Lilah wasn’t sure what she hoped to achieve with those two words, but they sounded small and weak and she hated that she’d felt coerced into offering them.

She continued speaking, the words tumbling from her lips in a humiliated rush as she confessed, “I don’t think I’ve ever felt so alone in my life before.”

“You don’t have to be alone, Lilah. This is what I’ve been trying to tell you. You have me. We’re in this together. We could be, should be, a team.”

His eyes bore into hers, his face was etched with strain, jaw clenched and lips pressed into a grim line.

She watched him through a shimmer of tears, taking in those beautiful, taut features, before her gaze dropped all the way to his long, sun browned bare feet, which were planted shoulder length apart. Her eyes trailed up over the tanned columns of his muscular shins and calves, lightly dusted with dark hair, even further up over those beautiful, hard, well-muscled thighs. He wore light gray swim trunks that ended mid-thigh, which—though it must have been quite loose when dry—clung to him like a second skin and her eyes snagged at exactly the wrong spot.

But who could blame her? The shorts lovingly molded the substantial bulge at his groin, leaving very little to the imagination. Her face went hot and her breathing sped up, as her eyes refused to obey her brain’s frantic demands that they move on.

He shifted, his thumbs hooking into the waistband of his shorts and dragging the wet fabric down a fraction.

“If you’re that interested in the goodies, all you have to do is say so, Lilah. I’m happy to show you mine if you’ll show me yours.” The line was smooth as silk and, delivered as it was in that raspy voice, it immediately beaded her nipples and sent a flood of warmth to pool in her groin.

As the distraction they were clearly meant to be, his words proved effective, and her eyes jerked upward, but they didn’t miss a single detail on their hurried journey up toward his face. The deep V of his Adonis belt, those rock-hard abs, the trail of hair on his flat stomach leading up to—and sprinkling over—his well-defined pecs. The water beading on that beautiful chest and his tight nipples. Those big, elegantly-fingered hands, veined and capable at the end of long, strong gorgeous arms, leading up to broad shoulders.

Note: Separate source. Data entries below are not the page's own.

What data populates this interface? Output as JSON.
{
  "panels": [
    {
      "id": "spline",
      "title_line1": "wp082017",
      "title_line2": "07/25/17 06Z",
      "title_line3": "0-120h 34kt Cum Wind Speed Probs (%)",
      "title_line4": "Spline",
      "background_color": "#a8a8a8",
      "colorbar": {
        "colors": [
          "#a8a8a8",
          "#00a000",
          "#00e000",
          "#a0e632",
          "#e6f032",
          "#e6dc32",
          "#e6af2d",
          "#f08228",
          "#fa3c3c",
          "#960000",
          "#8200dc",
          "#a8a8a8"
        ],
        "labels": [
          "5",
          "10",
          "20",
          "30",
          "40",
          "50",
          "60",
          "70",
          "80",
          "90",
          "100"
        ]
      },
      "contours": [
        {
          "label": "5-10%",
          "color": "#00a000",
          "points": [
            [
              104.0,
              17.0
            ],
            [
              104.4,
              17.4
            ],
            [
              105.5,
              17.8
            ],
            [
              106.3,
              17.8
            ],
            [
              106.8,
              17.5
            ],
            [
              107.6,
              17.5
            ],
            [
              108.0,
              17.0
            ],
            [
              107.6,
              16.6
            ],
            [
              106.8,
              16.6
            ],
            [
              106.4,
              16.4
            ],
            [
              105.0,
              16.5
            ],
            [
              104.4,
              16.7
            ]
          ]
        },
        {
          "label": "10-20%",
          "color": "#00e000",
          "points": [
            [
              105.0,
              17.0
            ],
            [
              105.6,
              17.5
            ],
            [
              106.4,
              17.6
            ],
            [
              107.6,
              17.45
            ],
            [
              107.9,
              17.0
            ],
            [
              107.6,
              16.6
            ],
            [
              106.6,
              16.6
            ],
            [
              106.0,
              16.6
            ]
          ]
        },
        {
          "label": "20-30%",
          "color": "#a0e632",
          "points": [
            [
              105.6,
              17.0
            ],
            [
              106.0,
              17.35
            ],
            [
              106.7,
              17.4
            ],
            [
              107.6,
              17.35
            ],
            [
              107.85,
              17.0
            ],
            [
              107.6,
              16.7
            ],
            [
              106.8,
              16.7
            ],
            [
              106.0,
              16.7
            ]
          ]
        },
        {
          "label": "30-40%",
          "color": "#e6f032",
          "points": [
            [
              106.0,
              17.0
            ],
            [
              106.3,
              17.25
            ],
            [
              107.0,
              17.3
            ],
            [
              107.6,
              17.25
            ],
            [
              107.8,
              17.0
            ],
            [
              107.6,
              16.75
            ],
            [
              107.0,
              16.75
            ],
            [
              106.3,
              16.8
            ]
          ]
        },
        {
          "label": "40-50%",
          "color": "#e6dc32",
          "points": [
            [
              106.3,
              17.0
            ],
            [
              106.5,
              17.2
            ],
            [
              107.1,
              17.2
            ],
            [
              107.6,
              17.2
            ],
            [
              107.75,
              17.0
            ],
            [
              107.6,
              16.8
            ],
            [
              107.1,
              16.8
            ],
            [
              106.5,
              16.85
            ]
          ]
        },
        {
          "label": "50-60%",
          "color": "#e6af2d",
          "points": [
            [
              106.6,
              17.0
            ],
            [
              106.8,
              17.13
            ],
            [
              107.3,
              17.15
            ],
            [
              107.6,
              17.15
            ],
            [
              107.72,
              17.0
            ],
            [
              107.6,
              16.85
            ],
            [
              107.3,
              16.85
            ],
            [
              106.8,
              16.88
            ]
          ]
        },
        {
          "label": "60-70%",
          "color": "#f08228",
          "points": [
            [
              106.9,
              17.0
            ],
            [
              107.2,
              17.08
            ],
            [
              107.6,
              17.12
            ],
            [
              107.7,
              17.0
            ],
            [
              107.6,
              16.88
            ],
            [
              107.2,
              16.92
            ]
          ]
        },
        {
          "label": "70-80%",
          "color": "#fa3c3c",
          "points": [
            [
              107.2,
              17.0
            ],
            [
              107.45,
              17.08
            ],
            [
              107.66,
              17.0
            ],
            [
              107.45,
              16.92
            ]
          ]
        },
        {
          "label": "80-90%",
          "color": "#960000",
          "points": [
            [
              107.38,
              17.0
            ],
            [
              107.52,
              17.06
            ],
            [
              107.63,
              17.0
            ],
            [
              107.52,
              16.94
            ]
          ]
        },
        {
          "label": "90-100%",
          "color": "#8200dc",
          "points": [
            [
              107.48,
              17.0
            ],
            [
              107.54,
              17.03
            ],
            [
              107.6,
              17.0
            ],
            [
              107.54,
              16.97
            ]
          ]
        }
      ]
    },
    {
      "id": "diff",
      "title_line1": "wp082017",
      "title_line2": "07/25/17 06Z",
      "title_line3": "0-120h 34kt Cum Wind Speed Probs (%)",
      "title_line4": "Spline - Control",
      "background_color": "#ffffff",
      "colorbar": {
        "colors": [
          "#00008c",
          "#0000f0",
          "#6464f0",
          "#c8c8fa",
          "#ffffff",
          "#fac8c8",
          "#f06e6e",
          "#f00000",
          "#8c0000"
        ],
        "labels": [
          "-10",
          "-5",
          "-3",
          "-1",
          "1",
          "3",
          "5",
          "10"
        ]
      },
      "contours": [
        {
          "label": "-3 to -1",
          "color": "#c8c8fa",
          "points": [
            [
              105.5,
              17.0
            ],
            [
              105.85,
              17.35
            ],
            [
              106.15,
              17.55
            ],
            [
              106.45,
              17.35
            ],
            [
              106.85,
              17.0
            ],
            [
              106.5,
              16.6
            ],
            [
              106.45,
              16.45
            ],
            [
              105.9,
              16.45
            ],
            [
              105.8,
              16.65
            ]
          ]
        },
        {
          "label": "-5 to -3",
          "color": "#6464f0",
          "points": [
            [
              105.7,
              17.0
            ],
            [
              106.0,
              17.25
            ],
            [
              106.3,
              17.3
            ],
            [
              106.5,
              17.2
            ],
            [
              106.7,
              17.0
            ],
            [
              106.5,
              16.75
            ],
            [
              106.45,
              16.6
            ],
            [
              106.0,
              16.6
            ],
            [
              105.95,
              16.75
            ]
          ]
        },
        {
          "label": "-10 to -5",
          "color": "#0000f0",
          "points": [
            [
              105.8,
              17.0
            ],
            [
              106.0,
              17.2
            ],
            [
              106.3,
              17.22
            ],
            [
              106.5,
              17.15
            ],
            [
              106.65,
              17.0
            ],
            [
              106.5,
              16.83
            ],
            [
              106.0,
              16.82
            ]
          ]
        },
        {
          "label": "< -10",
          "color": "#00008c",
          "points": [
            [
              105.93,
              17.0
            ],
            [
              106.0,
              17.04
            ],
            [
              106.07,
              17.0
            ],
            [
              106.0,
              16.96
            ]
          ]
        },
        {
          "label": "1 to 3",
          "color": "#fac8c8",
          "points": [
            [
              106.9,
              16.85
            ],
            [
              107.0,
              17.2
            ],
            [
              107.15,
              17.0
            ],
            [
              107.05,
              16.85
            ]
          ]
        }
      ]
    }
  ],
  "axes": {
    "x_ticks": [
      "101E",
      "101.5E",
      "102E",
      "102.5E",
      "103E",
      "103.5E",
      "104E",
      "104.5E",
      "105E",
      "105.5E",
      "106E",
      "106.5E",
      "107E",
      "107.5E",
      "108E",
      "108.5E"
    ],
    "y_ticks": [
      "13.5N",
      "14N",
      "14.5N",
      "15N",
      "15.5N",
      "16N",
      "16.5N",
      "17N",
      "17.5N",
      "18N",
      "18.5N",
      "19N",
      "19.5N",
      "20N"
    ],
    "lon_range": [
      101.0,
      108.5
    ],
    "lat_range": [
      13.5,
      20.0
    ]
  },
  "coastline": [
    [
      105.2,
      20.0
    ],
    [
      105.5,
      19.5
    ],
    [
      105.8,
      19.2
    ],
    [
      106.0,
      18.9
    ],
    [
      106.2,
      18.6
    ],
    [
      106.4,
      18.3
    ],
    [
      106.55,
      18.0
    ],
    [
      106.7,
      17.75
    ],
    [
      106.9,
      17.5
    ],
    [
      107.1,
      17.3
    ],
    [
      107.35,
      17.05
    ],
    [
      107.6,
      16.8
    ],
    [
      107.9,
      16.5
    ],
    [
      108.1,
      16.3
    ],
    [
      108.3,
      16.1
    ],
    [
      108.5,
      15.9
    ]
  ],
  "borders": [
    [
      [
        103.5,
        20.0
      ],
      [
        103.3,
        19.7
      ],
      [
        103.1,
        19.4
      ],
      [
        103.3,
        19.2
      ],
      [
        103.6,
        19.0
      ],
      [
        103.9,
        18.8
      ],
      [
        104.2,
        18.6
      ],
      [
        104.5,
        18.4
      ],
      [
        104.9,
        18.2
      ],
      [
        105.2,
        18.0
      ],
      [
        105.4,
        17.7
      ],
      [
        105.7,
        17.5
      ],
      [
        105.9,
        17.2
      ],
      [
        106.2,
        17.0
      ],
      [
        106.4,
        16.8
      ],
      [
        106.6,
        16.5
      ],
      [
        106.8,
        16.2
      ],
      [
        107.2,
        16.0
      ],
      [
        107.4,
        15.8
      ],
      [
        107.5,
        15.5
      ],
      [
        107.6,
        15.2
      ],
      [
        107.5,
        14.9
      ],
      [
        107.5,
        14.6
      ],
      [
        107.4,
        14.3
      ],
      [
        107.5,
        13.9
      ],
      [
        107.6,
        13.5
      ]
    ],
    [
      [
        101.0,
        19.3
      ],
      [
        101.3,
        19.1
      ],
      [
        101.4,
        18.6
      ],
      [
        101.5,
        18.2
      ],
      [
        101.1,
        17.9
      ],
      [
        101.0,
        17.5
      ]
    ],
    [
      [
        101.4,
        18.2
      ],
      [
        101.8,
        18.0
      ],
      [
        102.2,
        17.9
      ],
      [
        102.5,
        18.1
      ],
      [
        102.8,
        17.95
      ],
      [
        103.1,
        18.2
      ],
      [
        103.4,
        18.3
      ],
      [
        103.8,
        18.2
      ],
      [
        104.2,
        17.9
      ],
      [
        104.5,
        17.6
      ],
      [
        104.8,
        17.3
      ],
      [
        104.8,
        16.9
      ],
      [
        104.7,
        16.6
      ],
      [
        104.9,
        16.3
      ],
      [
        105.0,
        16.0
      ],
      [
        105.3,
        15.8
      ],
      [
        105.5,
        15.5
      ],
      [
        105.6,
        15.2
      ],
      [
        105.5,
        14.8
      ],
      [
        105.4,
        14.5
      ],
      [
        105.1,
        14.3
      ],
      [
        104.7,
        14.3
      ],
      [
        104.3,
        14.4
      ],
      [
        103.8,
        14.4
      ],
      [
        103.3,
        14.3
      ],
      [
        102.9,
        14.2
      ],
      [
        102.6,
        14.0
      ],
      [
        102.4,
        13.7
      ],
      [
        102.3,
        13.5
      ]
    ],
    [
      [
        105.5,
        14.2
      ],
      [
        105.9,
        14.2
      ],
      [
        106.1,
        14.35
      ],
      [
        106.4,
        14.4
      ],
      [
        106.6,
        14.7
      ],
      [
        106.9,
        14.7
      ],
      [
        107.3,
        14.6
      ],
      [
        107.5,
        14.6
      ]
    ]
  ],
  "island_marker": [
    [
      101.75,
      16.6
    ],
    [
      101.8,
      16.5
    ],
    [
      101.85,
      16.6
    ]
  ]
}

The grimness had fled from his face to be replaced by the smug confidence of a man who knew exactly how appealing he was to look at. Those stern features, so perfectly sculpted, had always possessed the power to leave her breathless. His beard was coming in. Stubble darkening his chiseled, indented jaw.

She was a shaky mass of nerves by the time she met his brooding stare.

“K-keep your pants on, Romeo. I’m not interested in your goodies,” she said, grateful for the subject change, but hating how the quiver in her voice made a liar of her.

His lip curled—a smirking imitation of a smile—and he made a snorting sound of disbelief.

“Suuure you’re not, cupcake.”

Since their engagement, he’d taken to calling called her sweetheart—or leannan which meant sweetheart or darling in Gaelic—on the odd occasion, but never cupcake. She had no idea where this new nickname—which he had been using on and off since the wedding—stemmed from. And she didn’t know if she liked it. She wasn’t sure if he meant it fondly or if it was deprecating. Something told her it was the latter.

She refused to respond to his words and turned away from him to glare down at her suitcase.

He chuckled—the sound deep and mocking—and headed to the bathroom. He turned toward the showers—out of sight from the bedroom—and left the sliding door between the two rooms open. Moments later his wet swim shorts came sailing into view, landing on the tiled bathroom floor with a splat. She heard the shower go on a second later, but her stare remained transfixed on the wet mound of fabric sitting in a puddle on the bathroom floor.